As I wrote the date today, I had a little thrill with the realization that 2020 is almost over! Only one more month to go. Only one more month of this crazy, terrible year. This morning on the news there was the report that the UK has authorized the first vaccine for COVID-19 and the US is not far behind. Someday in the foreseeable future we could worship together in the same room, we could take off our masks, we could sing, we could shake hands, maybe even hug and kiss! We could enjoy visits with our grandkids or go out to a restaurant with friends. But not yet. We are still waiting.

Waiting. Waiting to be with family. Waiting to be with friends again. Waiting for signs of hope. This year, we are intimately familiar with waiting. We are weary with waiting. The last thing we need is to be told again how to wait. And yet, what else can we do but wait? Eventually, we come to realize that this waiting is a part of life that will always be with us.

We wait hopefully for vaccines and the end of the pandemic. We wait for an end to divisions in our country. We wait for solutions to racial injustice. We wait for answers to climate change. We wait to see Christ, to see the beauty of creation, to feel the love of God.

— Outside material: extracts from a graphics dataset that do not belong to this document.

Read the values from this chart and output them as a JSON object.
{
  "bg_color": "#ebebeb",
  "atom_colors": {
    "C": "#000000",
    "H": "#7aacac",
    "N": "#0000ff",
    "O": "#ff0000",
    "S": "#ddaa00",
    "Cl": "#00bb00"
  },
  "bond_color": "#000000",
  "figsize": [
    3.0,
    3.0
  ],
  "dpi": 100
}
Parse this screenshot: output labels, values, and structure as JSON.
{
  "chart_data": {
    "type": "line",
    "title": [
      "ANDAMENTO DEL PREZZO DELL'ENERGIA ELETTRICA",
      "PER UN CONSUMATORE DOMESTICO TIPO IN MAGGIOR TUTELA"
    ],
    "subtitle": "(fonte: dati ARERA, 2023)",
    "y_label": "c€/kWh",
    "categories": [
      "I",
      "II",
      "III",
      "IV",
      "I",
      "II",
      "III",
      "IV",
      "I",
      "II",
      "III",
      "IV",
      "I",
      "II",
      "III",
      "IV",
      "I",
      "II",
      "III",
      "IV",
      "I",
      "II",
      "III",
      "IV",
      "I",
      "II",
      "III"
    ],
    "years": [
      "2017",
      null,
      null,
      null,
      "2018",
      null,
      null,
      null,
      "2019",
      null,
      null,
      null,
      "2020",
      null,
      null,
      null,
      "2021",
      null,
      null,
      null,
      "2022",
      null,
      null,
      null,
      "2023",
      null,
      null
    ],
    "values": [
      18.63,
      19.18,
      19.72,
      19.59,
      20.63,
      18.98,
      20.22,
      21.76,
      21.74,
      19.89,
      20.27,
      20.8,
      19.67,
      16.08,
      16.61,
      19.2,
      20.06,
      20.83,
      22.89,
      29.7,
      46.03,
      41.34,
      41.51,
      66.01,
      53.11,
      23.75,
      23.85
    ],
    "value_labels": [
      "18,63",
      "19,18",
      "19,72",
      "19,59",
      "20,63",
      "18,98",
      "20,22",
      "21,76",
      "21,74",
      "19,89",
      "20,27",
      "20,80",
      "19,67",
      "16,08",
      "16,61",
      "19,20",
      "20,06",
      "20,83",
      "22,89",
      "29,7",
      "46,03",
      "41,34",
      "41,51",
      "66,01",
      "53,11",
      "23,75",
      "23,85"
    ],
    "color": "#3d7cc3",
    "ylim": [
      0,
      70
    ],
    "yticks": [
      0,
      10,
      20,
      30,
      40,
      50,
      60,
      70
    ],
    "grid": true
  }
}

We pray to God to allow us to wait with purpose, to use us to bring hope, to use us to make a difference, to use us as Christ’s hands and heart for this broken, suffering, waiting world. We pray that on earth as in heaven, all might be welcome, all might be fed, and all might be loved. We pray. And we wait.

Waiting well is a virtue. Waiting with hope gives us strength. Waiting together, in community, gives us endurance.